Groups of students at universities such as the prestigious Peking University were singled out in the online penetration campaign [File: Roman Pilipey/EPA]
There are many who wholeheartedly support the government’s action. Some folks with a large following on Weibo are pretty happy, if not excited, with the latest development. “I’m so glad that the government is finally taking action against LGBT organizations,” wrote Ziwuxiashi, a Weibo account with more than 500,000 followers. “The grief of [the supporters of the community] is our triumph song! “
China’s more conservative forces have often shown vehement hatred of homosexuality or gender nonconformity for an alleged “agenda to destroy traditional values,” according to some vocal opponents of the movement, including some who branded themselves science writers like Vaccine and Science, and Account with more than five million followers.
There is still no legal recognition of same-sex relationships or marriages, but as people have become more socially liberal in recent years, those who are hostile to the LGBTQ community have turned their backs on their “traditional values” argument.
A selection of conversations conducted online and offline makes it clear that another point of view is gaining in importance: the suspicion that the LGBTQ community, especially at universities, is the pawn of a so-called “alien enemy force” that is the could disrupt Chinese society and must therefore be carefully regulated.
“Reaching these audiences is a good move because these students have learned so many bad things from foreign powers and are becoming their agents,” commented a user on Weibo.
In recent years the idea has become widespread that feminism and LGBTQ equality are all products of Western ideology and their very existence in China will destroy society, and as Beijing warmed up to the idea of attributing internal discontent to interference by foreign powers, have their voices are amplified.
“Standing up for equality means staging a color revolution, supporting feminism is undermining the Hong Kong independence movement, and being a pro-LGBT community means getting financial support from [US President Joe] Biden, ”Wu, an LGBTQ rights advocate organizer in Shanghai, told Al Jazeera, describing some of the allegations made against her. “To put political signs on ordinary people and then persecute them – that is [the government’s] Tactic go. “
Since Xi Jinping became president in 2012, political power has become even more centralized and the Communist Party has become more sensitive to groups and organizations – from religion to culture to community – that could potentially threaten its power.
Despite the crackdown, people in the LGBTQ community remain optimistic. “Love and hope are not so easy to take,” they said [File: How Hwee Young/EPA]
A report on China’s LGBTIQ movement released this month by ILGA Asia, the regional branch of the International Lesbian, Gay, Bisexual, Trans and Intersex Association, found that “the limited visibility of LGBTIQ issues on social media and Online activism due to strict censorship by the authoritarian government. “
In social media, for example, same-sex partners are referred to as “roommates” instead of “couples” or “friends” in order to deliberately make the “gays” less visible.
“That is [the government’s] implicit tactic to include homosexuality in the heteronormative narrative and thus free the LGBT group from their political voice, ”wrote a WeChat user.
What awaits the group’s struggle for civil liberties in one of the most strictly controlled countries in the world remains uncertain.

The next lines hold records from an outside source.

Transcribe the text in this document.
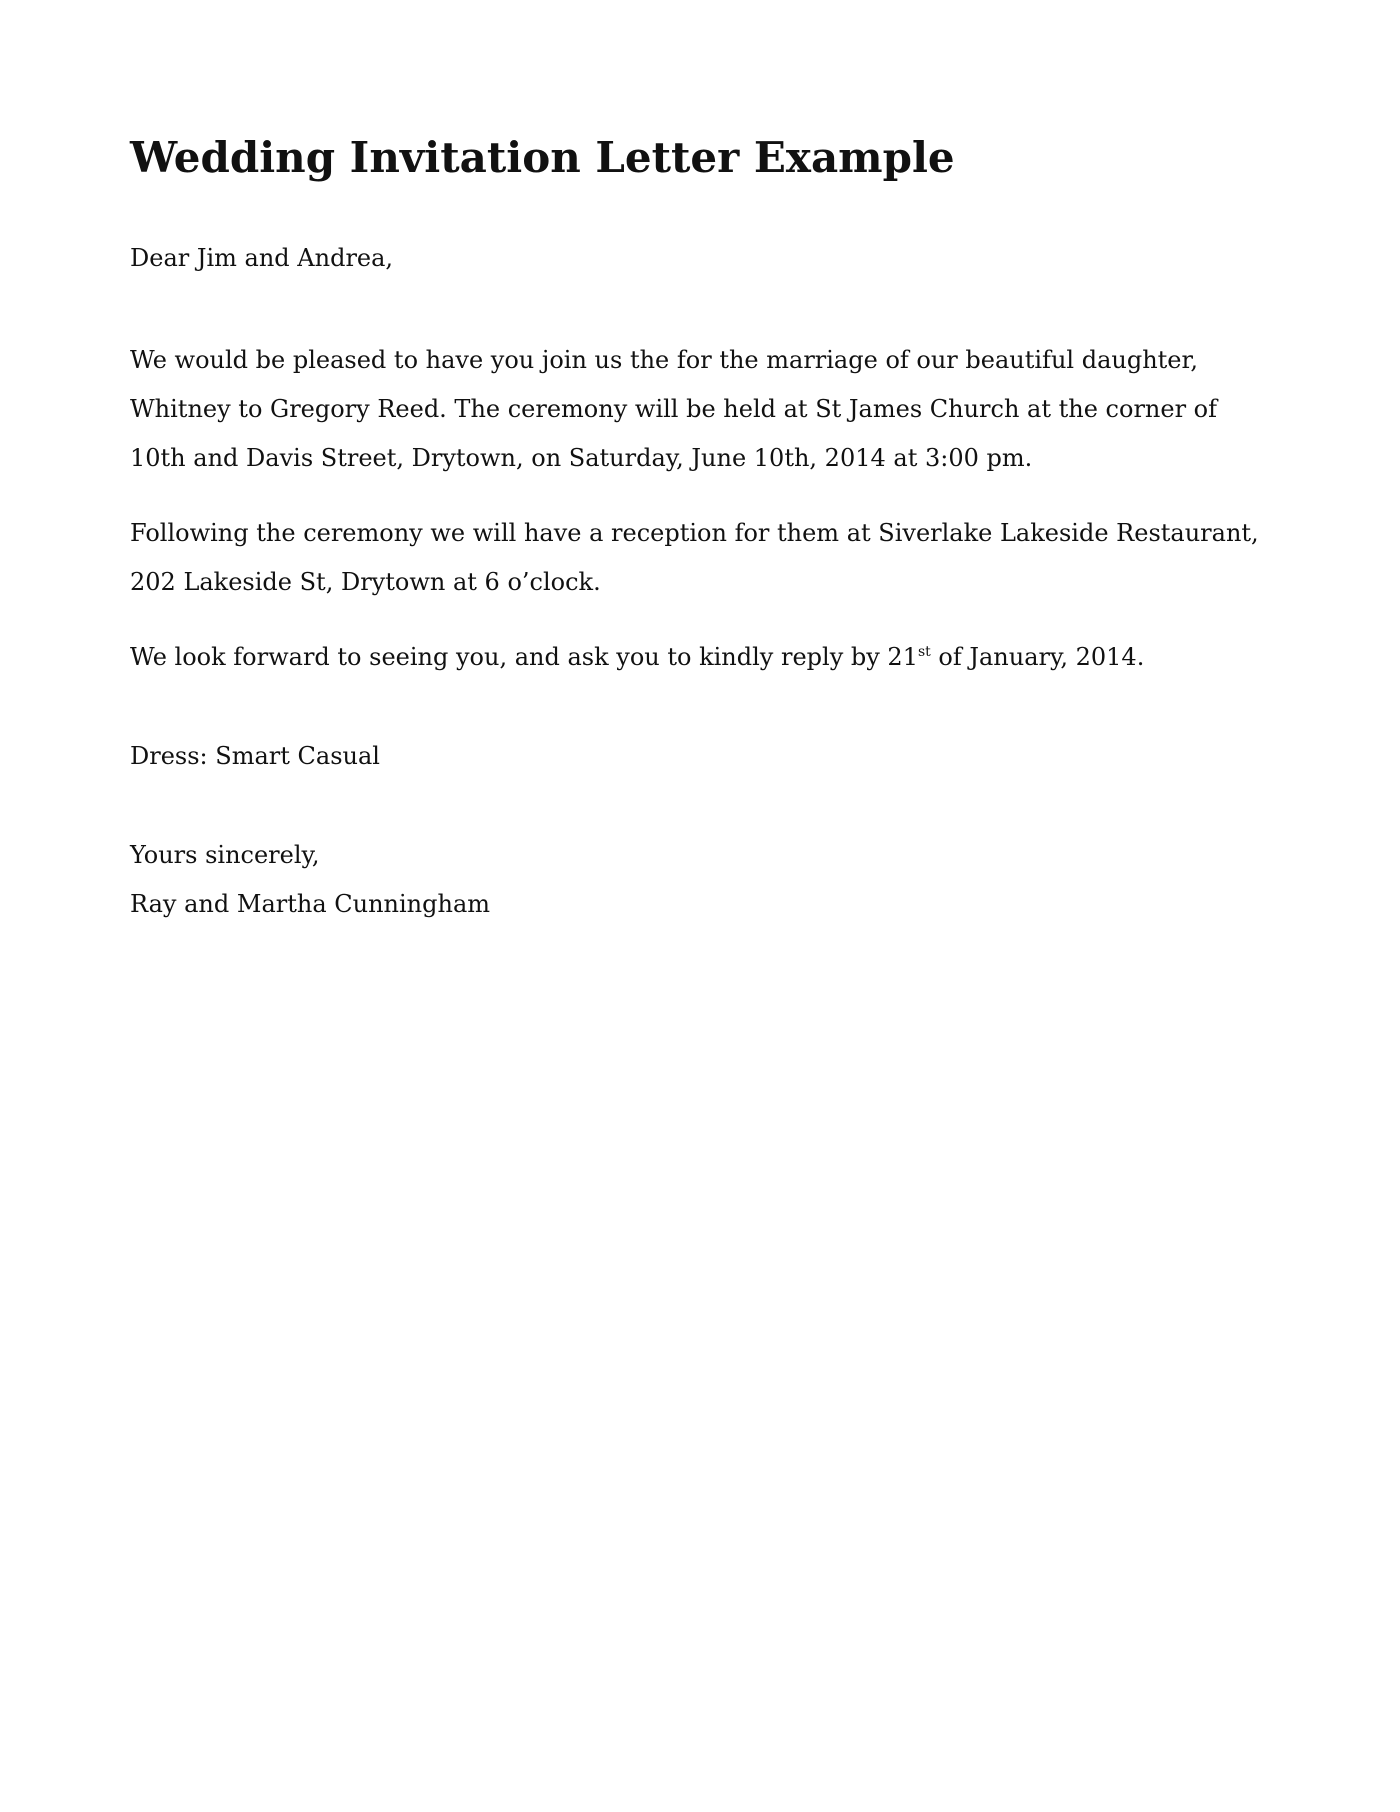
Wedding Invitation Letter Example

Dear Jim and Andrea,

We would be pleased to have you join us the for the marriage of our beautiful daughter, Whitney to Gregory Reed. The ceremony will be held at St James Church at the corner of 10th and Davis Street, Drytown, on Saturday, June 10th, 2014 at 3:00 pm.

Following the ceremony we will have a reception for them at Siverlake Lakeside Restaurant, 202 Lakeside St, Drytown at 6 o’clock.

We look forward to seeing you, and ask you to kindly reply by 21st of January, 2014.

Dress: Smart Casual

Yours sincerely,

Ray and Martha Cunningham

ILGA says that despite the “dire scenario” there are still “opportunities”, particularly in the areas of violence and discrimination against the gay community and in advocating for legal rights.
And within the world’s largest LGBTQ community, people remain optimistic.
“There are many things that can be taken from us, but love and hope – they are not that easy to take away,” said one person who works for an LGBTQ-oriented NGO in Wuhan.